Regularity results for linear parabolic equations on Carnot tori via mollifier kernel construction
Yiming Jiang, Yawei Wei, Yiyun Yang
TL;DR
The paper addresses linear backward parabolic equations on Carnot tori and their dual forward FPK equations in a sub-Riemannian setting. It develops mollifier constructions adapted to Hörmander vector fields, Carnot tori, and dual Hölder spaces, and leverages singular integral theory to obtain Schauder estimates and Hölder regularity. The main contributions are well-posedness and regularity results for the backward equation, corresponding regularity for the dual FPK equation, and a generalized framework for analyzing mean field type master equations on Carnot tori. The methods provide a robust toolkit for degenerate parabolic diffusion on non-commutative, anisotropic spaces with periodic geometry, enabling applications to mean field games on Carnot manifolds.
Abstract
This paper first proves the existence, uniqueness and regularity of the solution to a class of linear backward parabolic equations on Carnot tori, namely the periodic linear parabolic equation on Carnot groups.

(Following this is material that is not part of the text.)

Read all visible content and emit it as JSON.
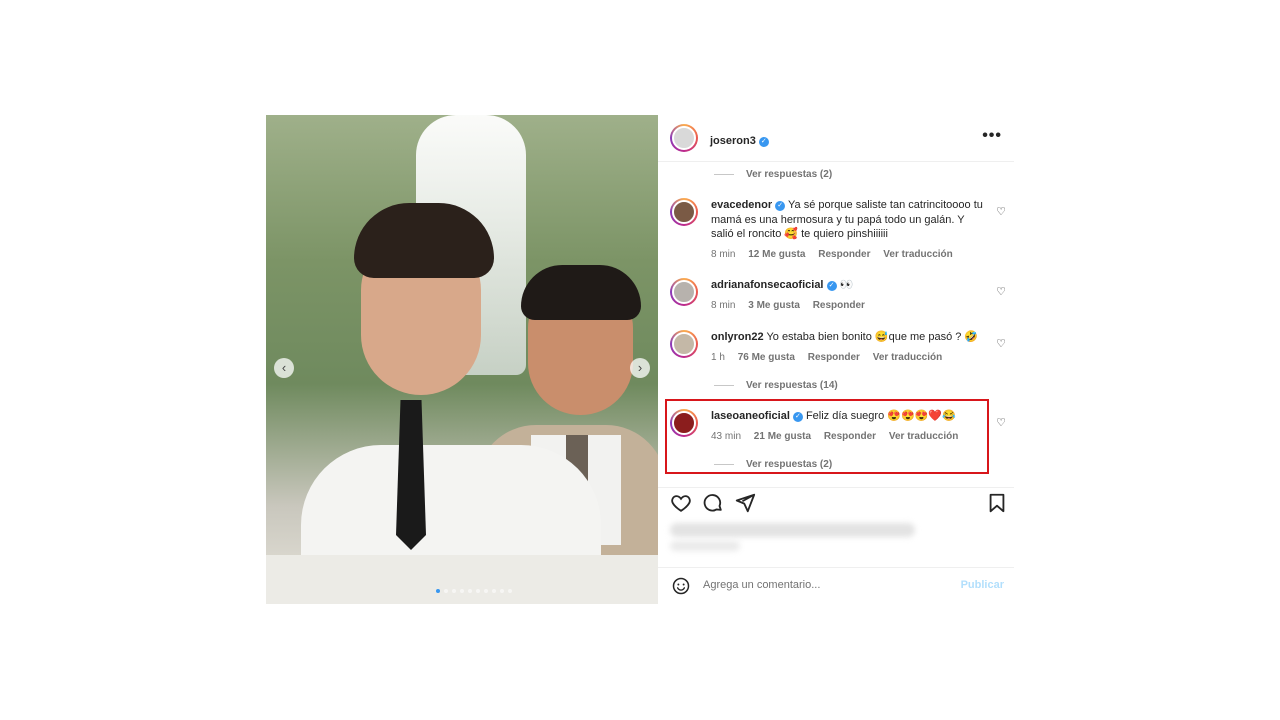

Such groups are non-commutative and typical examples of sub-Riemannian manifolds. Moreover, we apply the results for this equation to its dual equation (i.e., the Fokker-Planck-Kolmogorov equation in the general form), and derive the existence, uniqueness and regularity of its weak solution. To obtain the regularity results for solutions to the linear parabolic equation and its dual equation, firstly, we construct several families of mollifiers adapted respectively to the Hörmander vector fields generating Carnot groups, Carnot tori and dual spaces of non-isotropic Hölder spaces; secondly, we use the theory of singular integral operators to establish stronger a priori regularity for the solutions.